Morten Steenstrup (4 April 1953 – 22 May 2025) was a Norwegian barrister and politician. A member of the Conservative Party, Stenstrup served as a member of the Storting for Vestfold from 1981 to 1989, having previously served as a deputy member from 1977 to 1981. He also served as a state secretary in the Second Willoch cabinet from 1985 to 1986 and was most recently the leader of the Oslo Conservative Party from 2022 to 2024.

==Life and career==
Steenstrup was born in Tønsberg on 4 April 1953, to Petter Chr. Steenstrup and Kari Bertnes. He was elected representative to the Storting for the period 1981-1985 for the Conservative Party, and reelected for the period 1985-1989.

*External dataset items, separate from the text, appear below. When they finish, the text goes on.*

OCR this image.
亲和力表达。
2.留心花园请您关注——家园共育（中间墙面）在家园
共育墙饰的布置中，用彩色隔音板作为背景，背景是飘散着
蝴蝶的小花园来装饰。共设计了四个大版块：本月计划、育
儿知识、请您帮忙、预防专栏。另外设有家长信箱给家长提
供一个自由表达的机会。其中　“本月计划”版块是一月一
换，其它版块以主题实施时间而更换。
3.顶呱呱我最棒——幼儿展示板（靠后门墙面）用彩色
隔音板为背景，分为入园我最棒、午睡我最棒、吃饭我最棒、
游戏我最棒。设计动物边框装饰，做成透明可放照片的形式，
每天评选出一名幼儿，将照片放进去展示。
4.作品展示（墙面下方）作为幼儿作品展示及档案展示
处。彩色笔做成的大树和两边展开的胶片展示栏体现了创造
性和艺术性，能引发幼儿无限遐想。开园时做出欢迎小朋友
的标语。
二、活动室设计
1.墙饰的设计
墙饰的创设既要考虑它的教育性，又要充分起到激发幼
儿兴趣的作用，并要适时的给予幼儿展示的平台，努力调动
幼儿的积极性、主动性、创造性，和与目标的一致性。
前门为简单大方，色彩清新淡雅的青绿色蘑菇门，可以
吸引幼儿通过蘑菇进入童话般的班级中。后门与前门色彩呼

On 1 December 2021, he was designated as the new leader of the Oslo Conservatives after Heidi Nordby Lunde announced in October that she wouldn't be seeking re-election. He was formally elected on 22 January 2022. After leading the Oslo Conservatives to victory in the 2023 local elections, Steenstrup announced a week later that he wouldn't be seeking re-election as leader. He stated that he had aimed to secure his party an electoral victory before the end of his term, which he did ultimately accomplish. He was succeeded by Mudassar Kapur at the next annual meeting on 27 January 2024.

Steenstrup died from cancer at his home in the Nordstrand area of Oslo, on 22 May 2025, at the age of 72.